The mask, and Speace’s armor, comes off for the remainder of the project, which never shies away from the raw vulnerability of that wrenching opening song. “If You Fall” is a promise to stand firm with other trauma survivors, inspired by a particularly meaningful friendship Speace experienced at Cottonwood. “Little Red,” with its plaintive acoustic guitar and a particularly aching vocal from Speace, uses the story of “Little Red Riding Hood” as an allegory for living as a woman in a predatory world. “Why I Wake Early” takes its name from a Mary Oliver poem and was written in the wake of the late poet’s death. And on closer, Bruce Springsteen’s “My Father’s House,” Speace recalls her own childhood through Springsteen’s words, for a cover that expertly laments the specific, disorienting pain of losing a parent.
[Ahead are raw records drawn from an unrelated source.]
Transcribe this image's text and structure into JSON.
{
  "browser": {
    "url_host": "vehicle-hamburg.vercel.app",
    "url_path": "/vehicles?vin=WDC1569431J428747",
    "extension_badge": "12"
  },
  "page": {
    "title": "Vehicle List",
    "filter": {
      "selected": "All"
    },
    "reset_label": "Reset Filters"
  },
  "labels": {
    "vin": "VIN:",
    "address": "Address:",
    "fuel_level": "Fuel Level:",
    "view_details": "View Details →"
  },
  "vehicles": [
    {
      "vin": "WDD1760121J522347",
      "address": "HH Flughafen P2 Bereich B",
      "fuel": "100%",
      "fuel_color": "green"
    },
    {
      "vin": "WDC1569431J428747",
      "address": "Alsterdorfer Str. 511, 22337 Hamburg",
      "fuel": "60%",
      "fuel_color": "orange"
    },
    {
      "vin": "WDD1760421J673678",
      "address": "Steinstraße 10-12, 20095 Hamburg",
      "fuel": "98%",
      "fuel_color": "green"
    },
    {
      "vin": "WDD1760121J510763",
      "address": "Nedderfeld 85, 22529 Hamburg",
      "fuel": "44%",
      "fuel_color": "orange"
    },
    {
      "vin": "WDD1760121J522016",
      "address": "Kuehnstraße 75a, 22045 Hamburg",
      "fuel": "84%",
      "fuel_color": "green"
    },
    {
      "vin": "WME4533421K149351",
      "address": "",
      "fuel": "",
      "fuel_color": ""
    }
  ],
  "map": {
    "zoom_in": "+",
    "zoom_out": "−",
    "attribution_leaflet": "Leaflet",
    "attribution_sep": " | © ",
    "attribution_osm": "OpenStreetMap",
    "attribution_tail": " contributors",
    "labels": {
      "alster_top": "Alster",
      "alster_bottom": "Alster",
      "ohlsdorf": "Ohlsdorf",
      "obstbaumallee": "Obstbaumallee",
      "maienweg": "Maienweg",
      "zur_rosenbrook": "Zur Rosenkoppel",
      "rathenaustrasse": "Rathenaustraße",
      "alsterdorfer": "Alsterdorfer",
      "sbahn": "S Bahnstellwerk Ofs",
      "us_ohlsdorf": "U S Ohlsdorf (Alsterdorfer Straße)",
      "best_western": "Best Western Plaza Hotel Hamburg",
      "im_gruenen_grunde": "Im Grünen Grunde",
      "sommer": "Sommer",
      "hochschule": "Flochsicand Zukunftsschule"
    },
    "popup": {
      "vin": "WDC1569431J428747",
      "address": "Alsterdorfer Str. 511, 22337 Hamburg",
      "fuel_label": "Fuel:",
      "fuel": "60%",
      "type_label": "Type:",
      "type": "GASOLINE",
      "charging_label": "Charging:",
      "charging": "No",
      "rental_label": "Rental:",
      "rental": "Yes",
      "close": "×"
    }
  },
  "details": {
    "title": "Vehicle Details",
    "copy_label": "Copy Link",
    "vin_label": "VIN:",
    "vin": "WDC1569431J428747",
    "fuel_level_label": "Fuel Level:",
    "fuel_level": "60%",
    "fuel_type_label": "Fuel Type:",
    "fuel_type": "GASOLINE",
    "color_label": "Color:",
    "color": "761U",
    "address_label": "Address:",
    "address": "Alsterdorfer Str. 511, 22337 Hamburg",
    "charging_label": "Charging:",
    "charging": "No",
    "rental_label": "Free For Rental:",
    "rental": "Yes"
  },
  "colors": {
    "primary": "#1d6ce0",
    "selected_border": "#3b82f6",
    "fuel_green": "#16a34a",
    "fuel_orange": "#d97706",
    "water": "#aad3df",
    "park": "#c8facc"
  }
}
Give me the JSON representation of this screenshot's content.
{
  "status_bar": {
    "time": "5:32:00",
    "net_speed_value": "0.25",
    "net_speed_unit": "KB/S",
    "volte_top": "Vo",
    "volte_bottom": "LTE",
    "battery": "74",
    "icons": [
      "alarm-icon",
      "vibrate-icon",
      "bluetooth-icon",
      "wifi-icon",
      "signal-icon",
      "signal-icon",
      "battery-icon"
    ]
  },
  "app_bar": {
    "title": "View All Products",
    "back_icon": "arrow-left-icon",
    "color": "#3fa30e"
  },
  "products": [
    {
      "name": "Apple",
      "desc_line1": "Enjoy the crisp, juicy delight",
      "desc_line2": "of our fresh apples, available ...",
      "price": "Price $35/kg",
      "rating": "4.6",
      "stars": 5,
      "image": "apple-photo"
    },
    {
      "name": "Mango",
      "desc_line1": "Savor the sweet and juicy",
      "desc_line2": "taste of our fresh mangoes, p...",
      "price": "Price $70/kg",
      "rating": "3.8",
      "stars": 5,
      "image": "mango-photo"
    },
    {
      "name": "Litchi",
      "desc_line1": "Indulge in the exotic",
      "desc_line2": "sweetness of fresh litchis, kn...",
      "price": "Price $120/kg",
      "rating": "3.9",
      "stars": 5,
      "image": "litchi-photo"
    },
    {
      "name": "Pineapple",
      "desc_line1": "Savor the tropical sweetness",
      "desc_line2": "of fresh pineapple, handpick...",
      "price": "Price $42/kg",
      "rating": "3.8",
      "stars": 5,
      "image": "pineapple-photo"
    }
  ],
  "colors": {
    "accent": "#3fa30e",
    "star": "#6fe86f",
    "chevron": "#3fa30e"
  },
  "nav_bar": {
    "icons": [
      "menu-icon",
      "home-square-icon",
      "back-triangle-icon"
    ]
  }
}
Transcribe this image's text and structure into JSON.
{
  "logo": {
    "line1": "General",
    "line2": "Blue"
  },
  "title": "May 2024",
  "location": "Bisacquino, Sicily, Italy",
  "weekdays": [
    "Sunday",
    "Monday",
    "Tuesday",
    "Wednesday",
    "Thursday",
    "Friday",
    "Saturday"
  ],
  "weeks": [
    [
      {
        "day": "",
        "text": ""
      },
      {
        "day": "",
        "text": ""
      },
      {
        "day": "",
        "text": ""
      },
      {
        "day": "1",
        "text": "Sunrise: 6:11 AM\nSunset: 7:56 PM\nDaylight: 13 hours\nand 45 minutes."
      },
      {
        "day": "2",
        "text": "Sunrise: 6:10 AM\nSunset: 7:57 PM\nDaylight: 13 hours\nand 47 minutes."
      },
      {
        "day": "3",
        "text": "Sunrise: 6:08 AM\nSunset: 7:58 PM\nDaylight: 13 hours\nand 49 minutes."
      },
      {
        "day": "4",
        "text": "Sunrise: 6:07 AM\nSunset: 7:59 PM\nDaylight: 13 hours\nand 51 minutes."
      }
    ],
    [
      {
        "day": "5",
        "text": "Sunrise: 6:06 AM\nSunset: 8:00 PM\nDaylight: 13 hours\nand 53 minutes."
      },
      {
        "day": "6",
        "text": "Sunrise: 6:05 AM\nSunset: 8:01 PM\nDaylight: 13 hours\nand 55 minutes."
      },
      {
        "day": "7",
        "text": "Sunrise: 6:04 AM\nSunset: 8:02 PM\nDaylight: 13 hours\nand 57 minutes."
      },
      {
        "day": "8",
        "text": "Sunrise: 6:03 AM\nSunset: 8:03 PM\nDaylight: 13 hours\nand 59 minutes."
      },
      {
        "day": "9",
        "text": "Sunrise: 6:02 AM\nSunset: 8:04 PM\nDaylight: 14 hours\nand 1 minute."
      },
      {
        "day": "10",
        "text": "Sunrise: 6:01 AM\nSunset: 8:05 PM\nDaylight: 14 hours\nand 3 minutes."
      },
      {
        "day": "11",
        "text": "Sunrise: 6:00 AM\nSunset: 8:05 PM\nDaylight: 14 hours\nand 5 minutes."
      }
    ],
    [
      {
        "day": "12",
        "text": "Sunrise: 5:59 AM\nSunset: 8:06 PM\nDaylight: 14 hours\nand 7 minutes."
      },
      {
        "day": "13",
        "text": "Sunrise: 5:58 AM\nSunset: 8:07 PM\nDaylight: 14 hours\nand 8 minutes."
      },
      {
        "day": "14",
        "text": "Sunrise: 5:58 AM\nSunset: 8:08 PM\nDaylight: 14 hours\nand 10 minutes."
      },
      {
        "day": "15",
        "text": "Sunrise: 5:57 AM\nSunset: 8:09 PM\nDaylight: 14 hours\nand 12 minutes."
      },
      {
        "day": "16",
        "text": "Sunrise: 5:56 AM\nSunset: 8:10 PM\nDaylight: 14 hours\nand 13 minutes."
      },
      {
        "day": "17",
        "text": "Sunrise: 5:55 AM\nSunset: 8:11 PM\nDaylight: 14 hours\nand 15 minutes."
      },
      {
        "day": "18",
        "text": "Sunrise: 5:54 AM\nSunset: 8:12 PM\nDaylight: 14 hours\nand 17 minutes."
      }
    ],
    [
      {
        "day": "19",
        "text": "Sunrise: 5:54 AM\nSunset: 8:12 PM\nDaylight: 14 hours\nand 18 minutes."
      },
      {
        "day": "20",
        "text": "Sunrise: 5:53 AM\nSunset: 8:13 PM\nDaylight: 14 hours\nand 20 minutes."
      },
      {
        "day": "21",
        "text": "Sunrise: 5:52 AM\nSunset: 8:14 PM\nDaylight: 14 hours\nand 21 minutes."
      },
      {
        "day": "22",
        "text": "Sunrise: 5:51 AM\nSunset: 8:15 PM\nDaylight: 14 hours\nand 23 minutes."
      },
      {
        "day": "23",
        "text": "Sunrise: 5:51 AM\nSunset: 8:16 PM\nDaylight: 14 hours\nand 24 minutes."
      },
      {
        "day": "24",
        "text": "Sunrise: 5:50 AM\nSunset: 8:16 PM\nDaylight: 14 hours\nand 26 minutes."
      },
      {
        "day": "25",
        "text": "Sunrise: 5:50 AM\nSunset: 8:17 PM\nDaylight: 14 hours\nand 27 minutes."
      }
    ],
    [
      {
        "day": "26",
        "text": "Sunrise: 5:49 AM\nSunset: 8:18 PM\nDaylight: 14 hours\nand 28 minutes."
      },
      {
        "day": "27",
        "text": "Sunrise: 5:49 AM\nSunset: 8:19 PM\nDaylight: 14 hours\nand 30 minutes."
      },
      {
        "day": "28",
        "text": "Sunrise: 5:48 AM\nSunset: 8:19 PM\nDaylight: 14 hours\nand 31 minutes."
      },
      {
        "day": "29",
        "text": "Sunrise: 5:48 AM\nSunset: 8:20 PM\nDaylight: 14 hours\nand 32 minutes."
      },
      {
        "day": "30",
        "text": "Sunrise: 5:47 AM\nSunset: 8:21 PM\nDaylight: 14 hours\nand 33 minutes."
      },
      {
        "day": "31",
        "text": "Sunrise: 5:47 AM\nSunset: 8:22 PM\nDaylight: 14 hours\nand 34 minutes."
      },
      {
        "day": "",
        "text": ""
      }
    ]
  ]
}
In addition to supporting Tucson, Speace — ever honing her craft — is currently working to earn an MFA in poetry. Writing is a sacred, healing act for Speace, and it’s safe to say that Tucson is the kind of record that will offer a healing space for listeners, too. At the end of the day, Speace just wants her listeners to find peace and connection in her music.
“To stand in my truth and talk about it, finally — it’s not like, ‘Yeah, this happened, I’m fine,’” she says. “I still don’t know what to make of this and it still affects me. But I’m working through it, and I’m able to look at it. So, I realized there’s power in speaking the truth. And if I can talk about it — and it’s scary — maybe it will give someone else hope, too.”